Apportioning blame is easy, finding evidence is trickier. However, one constant over the same time period has been the steady reduction in 16–19 funding. The consequences of funding reductions are well-known and can be categorised into two areas: first, those that result in poorer examination outcomes – because of larger class sizes, less curriculum time, less curriculum choice, reduced teaching resources and fewer educational extras such as curriculum trips and speakers and, second, those that result in poorer applicant characteristics – lack of funding for extra-curricular classes, sports, visits, trips and so forth, resulting in students having less ‘social capital’. Both of these sets of factors combine to reduce an applicant’s chances of being accepted at the ‘best’ universities. Indeed, this ‘gap’ is one of the key factors behind ASCL’s prominent 16–19 funding campaign.

Is anything being done to improve the situation?

The only movement on the funding side seems to be on technical education with a promised new £500 million for the government’s flagship T level programme. Clearly this investment, welcome though it is, will not reduce the ‘selective university gap’.

Perhaps, though, the government would argue that it is approaching the problem from another angle – through two initiatives encouraging universities to widen participation opportunities. The first, more established, policy is the university access agreement. This is a document that sets out how a university or college charging the higher tuition fees of £9,250, as opposed to the basic fee of £6,165, intends to safeguard and promote fair access to higher education through outreach work and financial support for disadvantaged students.

The second initiative, launched in January 2017, is the National Collaborative Outreach Programme (NCOP). With funding of £60 million per year, the programme aims to use collaborative partnerships of higher-education providers (HEPs), schools, colleges, charities and other local agencies to deliver outreach in a thousand targeted wards where participation in higher education is low. A total of 260 higher-education providers are involved in the programme.

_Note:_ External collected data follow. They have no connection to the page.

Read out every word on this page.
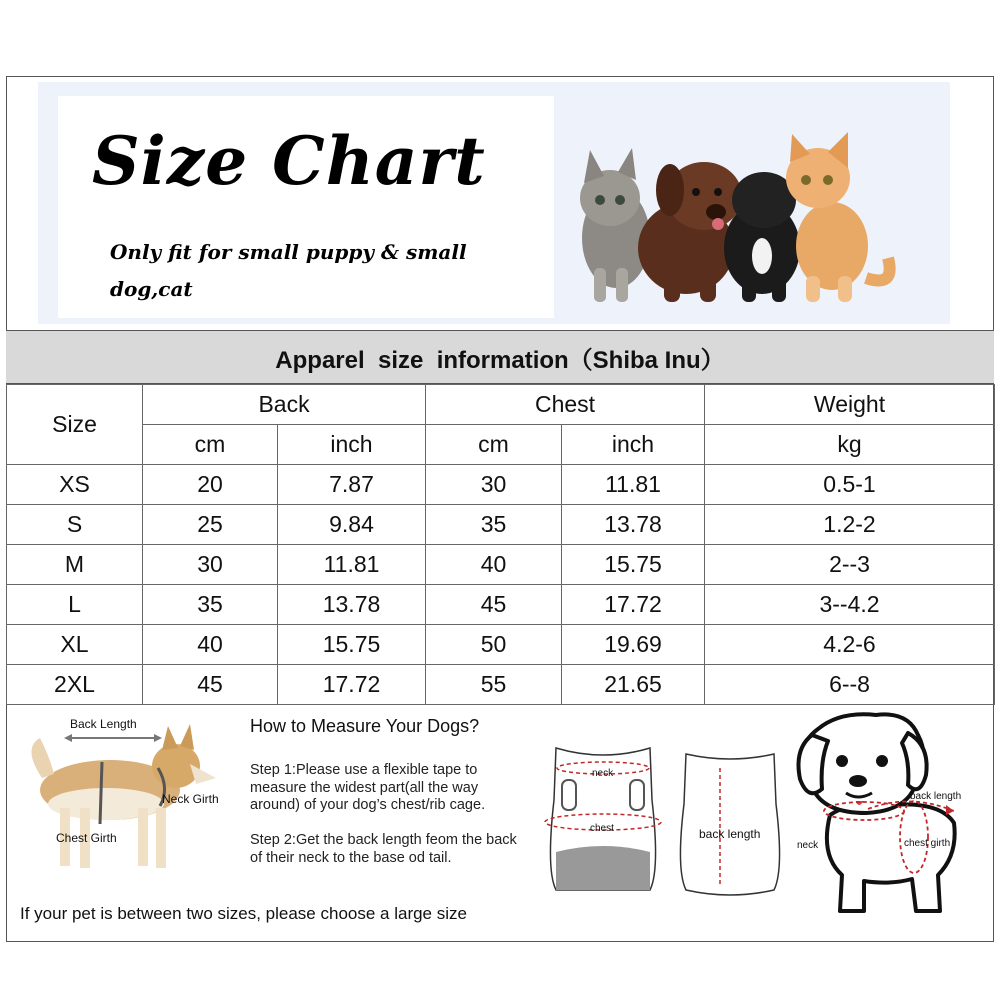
Size Chart
Only fit for small puppy & small dog,cat
Apparel  size  information（Shiba Inu）
Size	Back		Chest		Weight
	cm	inch	cm	inch	kg
XS	20	7.87	30	11.81	0.5-1
S	25	9.84	35	13.78	1.2-2
M	30	11.81	40	15.75	2--3
L	35	13.78	45	17.72	3--4.2
XL	40	15.75	50	19.69	4.2-6
2XL	45	17.72	55	21.65	6--8
Back Length
Neck Girth
Chest Girth
How to Measure Your Dogs?
Step 1:Please use a flexible tape to measure the widest part(all the way around) of your dog’s chest/rib cage.
Step 2:Get the back length feom the back of their neck to the base od tail.
neck
chest	back length
back length
neck	chest girth
If your pet is between two sizes, please choose a large size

Educationalists working in the HE sector may feel that these initiatives will ‘close the gap’ and perhaps they will. However, those working in 16–19 education would prefer that the sector has sufficient funding to provide a 16–19 experience that promotes the same levels of ambition, outcomes and opportunity in our young people as their counterparts experience in the independent sector. Only then perhaps will we see social mobility start to improve in a meaningful way. Give us the money and we will close the gap.

*The most selective are defined as the top third of HEPs when ranked by mean UCAS tariff score from the top three A level grades of entrants.